Carriage of Malassezia spp. yeasts in healthy Cornish Rex cats (CRC) was compared with that in Devon Rex (DRC) and Domestic short-haired (DSH) cats. Samples obtained from the left external ear canal, anus and claw fold of digit III of the left fore foot by swabbing, and the axilla and groin using contact plates, were incubated for yeasts on modified Dixon's agar at 32 degrees C for 7 days. Malassezia species were isolated from 90% of the DRC, but from only 39% of the CRC and 50% of the DSH cats. M. pachydermatis accounted for 121 of 141 Malassezia spp. isolates. Five CRC were colonized by M. pachydermatis alone, one CRC yielded only M. nana, and one cat yielded only M. slooffiae, whereas five CRC were colonized by both M. pachydermatis and M. nana and another yielded M. pachydermatis, M. slooffiae and M. nana. M. nana was primarily isolated from the ear canal, whereas M. slooffiae was most often isolated from the claw. Both the frequencies of isolation and the population sizes of M. pachydermatis at all sites sampled in the CRC were comparable to those of 10 healthy DSH cats. Populations of M. pachydermatis in the left axilla and left and right groin in the CRC were significantly lower when compared with counts in a group of 21 healthy DRC, a breed with very similar coat characteristics but prone to seborrheic dermatitis caused by M. pachydermatis.     
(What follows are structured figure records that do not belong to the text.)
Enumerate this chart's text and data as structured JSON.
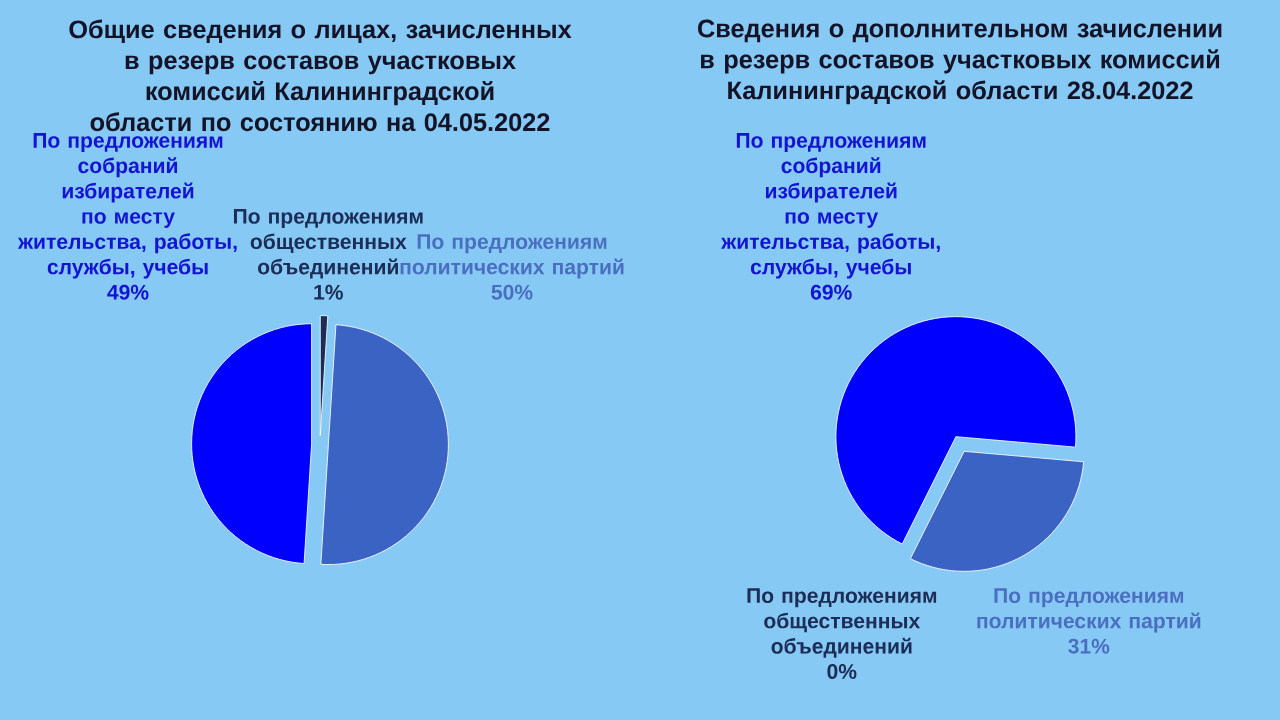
{
  "chart_data": [
    {
      "type": "pie",
      "title": "Общие сведения о лицах, зачисленных в резерв составов участковых комиссий Калининградской области по состоянию на 04.05.2022",
      "categories": [
        "По предложениям собраний избирателей по месту жительства, работы, службы, учебы",
        "По предложениям политических партий",
        "По предложениям общественных объединений"
      ],
      "values": [
        49,
        50,
        1
      ],
      "value_labels": [
        "49%",
        "50%",
        "1%"
      ],
      "colors": [
        "#0000ff",
        "#3b63c4",
        "#1c2e57"
      ],
      "legend": false
    },
    {
      "type": "pie",
      "title": "Сведения о дополнительном зачислении в резерв составов участковых комиссий Калининградской области 28.04.2022",
      "categories": [
        "По предложениям собраний избирателей по месту жительства, работы, службы, учебы",
        "По предложениям общественных объединений",
        "По предложениям политических партий"
      ],
      "values": [
        69,
        0,
        31
      ],
      "value_labels": [
        "69%",
        "0%",
        "31%"
      ],
      "colors": [
        "#0000ff",
        "#1c2e57",
        "#3b63c4"
      ],
      "legend": false
    }
  ]
}
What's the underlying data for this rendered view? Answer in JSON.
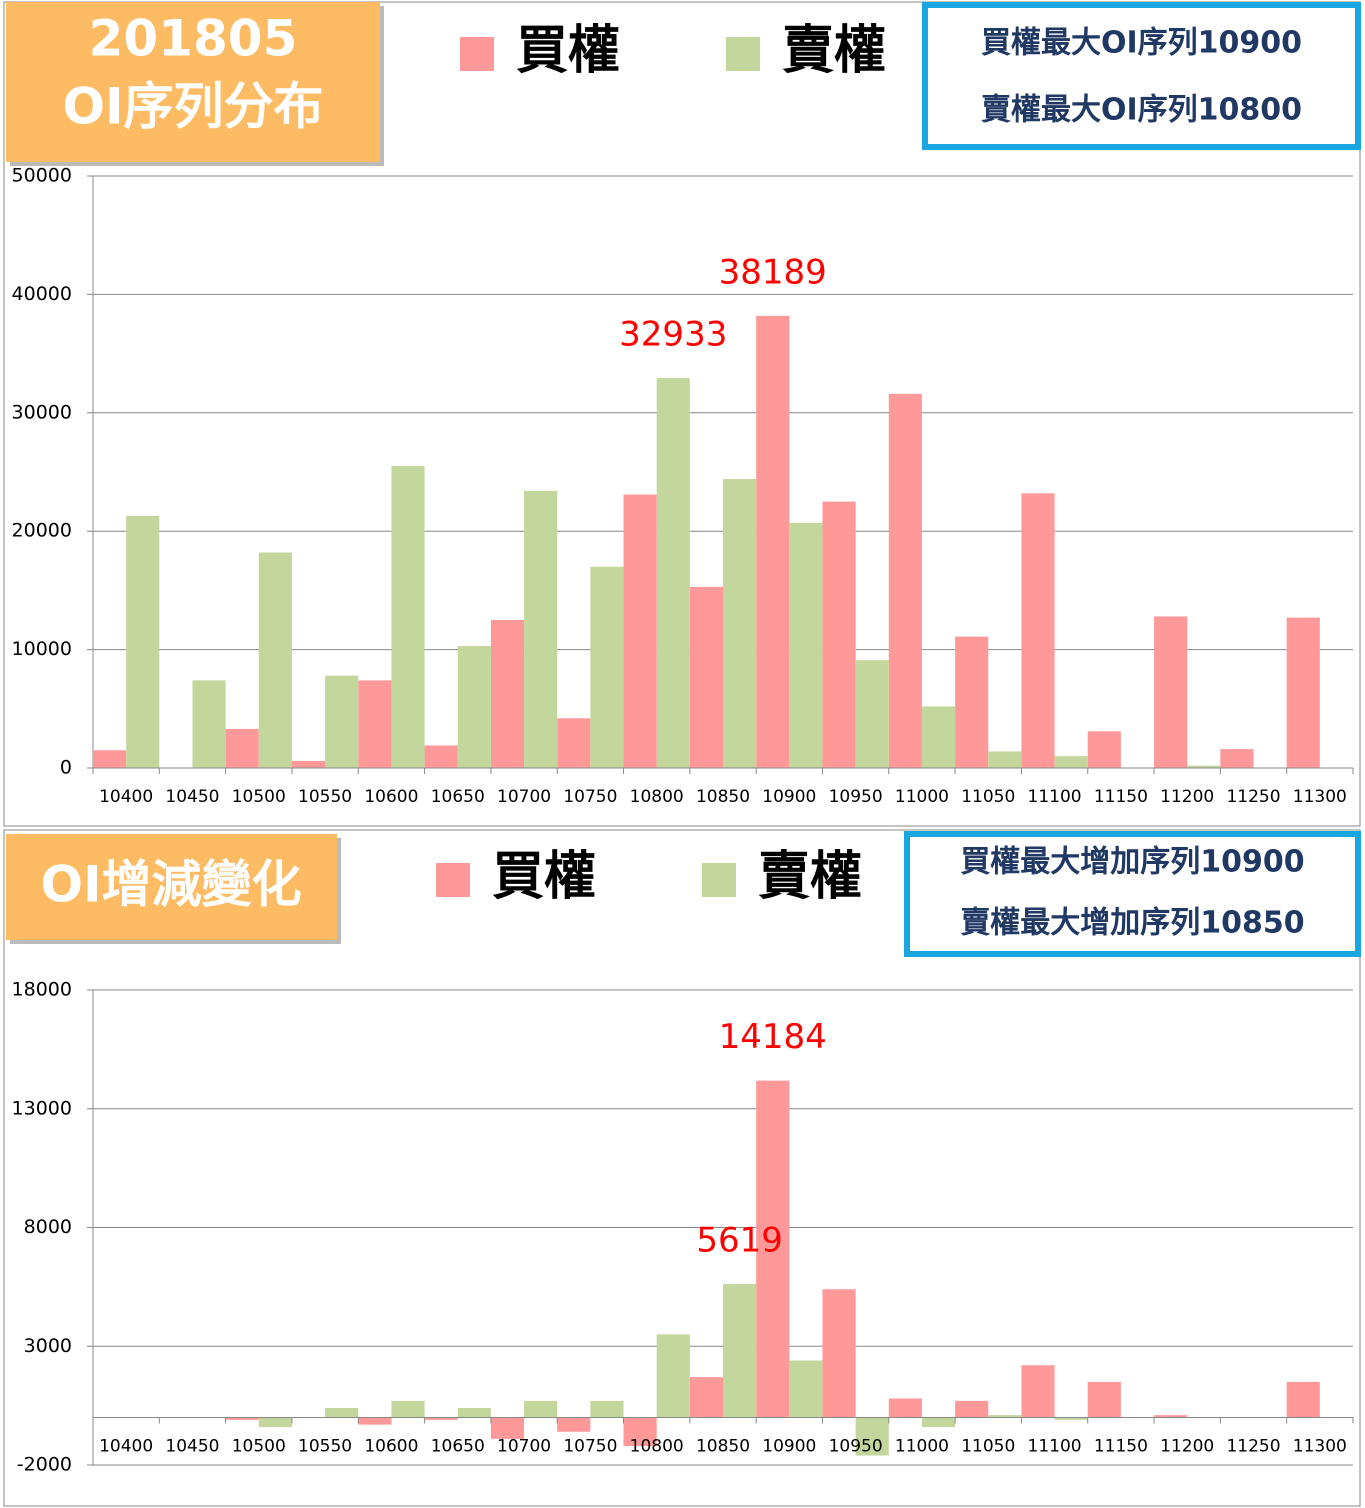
{
  "chart_data": [
    {
      "type": "bar",
      "title": [
        "201805",
        "OI序列分布"
      ],
      "annotations": [
        "買權最大OI序列10900",
        "賣權最大OI序列10800"
      ],
      "categories": [
        "10400",
        "10450",
        "10500",
        "10550",
        "10600",
        "10650",
        "10700",
        "10750",
        "10800",
        "10850",
        "10900",
        "10950",
        "11000",
        "11050",
        "11100",
        "11150",
        "11200",
        "11250",
        "11300"
      ],
      "series": [
        {
          "name": "買權",
          "color": "#ff9999",
          "labels_at": [
            10
          ],
          "values": [
            1500,
            0,
            3300,
            600,
            7400,
            1900,
            12500,
            4200,
            23100,
            15300,
            38189,
            22500,
            31600,
            11100,
            23200,
            3100,
            12800,
            1600,
            12700
          ]
        },
        {
          "name": "賣權",
          "color": "#c3d69b",
          "labels_at": [
            8
          ],
          "values": [
            21300,
            7400,
            18200,
            7800,
            25500,
            10300,
            23400,
            17000,
            32933,
            24400,
            20700,
            9100,
            5200,
            1400,
            1000,
            0,
            200,
            0,
            0
          ]
        }
      ],
      "ylim": [
        0,
        50000
      ],
      "yticks": [
        0,
        10000,
        20000,
        30000,
        40000,
        50000
      ],
      "grid": true
    },
    {
      "type": "bar",
      "title": [
        "OI增減變化"
      ],
      "annotations": [
        "買權最大增加序列10900",
        "賣權最大增加序列10850"
      ],
      "categories": [
        "10400",
        "10450",
        "10500",
        "10550",
        "10600",
        "10650",
        "10700",
        "10750",
        "10800",
        "10850",
        "10900",
        "10950",
        "11000",
        "11050",
        "11100",
        "11150",
        "11200",
        "11250",
        "11300"
      ],
      "series": [
        {
          "name": "買權",
          "color": "#ff9999",
          "labels_at": [
            10
          ],
          "values": [
            0,
            0,
            -100,
            0,
            -300,
            -100,
            -900,
            -600,
            -1200,
            1700,
            14184,
            5400,
            800,
            700,
            2200,
            1500,
            100,
            0,
            1500
          ]
        },
        {
          "name": "賣權",
          "color": "#c3d69b",
          "labels_at": [
            9
          ],
          "values": [
            0,
            0,
            -400,
            400,
            700,
            400,
            700,
            700,
            3500,
            5619,
            2400,
            -1600,
            -400,
            100,
            -100,
            0,
            0,
            0,
            0
          ]
        }
      ],
      "ylim": [
        -2000,
        18000
      ],
      "yticks": [
        -2000,
        3000,
        8000,
        13000,
        18000
      ],
      "grid": true
    }
  ]
}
Genotyping of Malassezia pachydermatis isolates from canine healthy skin and atopic dermatitis by internal spacer 1 (IGS1) region analysis

Isolates of Malassezia pachydermatis from healthy dog skin and from dogs with atopic dermatitis were molecularly characterized using internal spacer 1 (IGS1) region analyses, and their phospholipase A2 activity and pH growth profiles were then characterized in vitro. The percentage of isolates from healthy dogs that had the following IGS1 subtypes (isotype, %) were as follows: 1A, 6%; 1B, 27%; 1C, 11%; 2A, 6%; 2B, 6%; 3A, 11%; 3C, 3%; and 3D, 24%. In contrast, 9% of isolates from dogs with atopic dermatitis were isotype IB and 91% were isotype 3D, indicating that isolates of subtype 3D were the most prevalent in dogs with atopic dermatitis. Production of phospholipase A2 was statistically higher in isolates of subtype 3D than in the other subtypes. The subtype 3D isolates showed enhanced growth on alkaline medium compared with non-3D subtype isolates. The main clinical sign of canine Malassezia dermatitis is waxy exudates on the skin, which predispose the patient to development of a yeast overgrowth of the subtype 3D. Increased phospholipase A2 production may be involved in the inflammatory process associated with Malassezia dermatitis.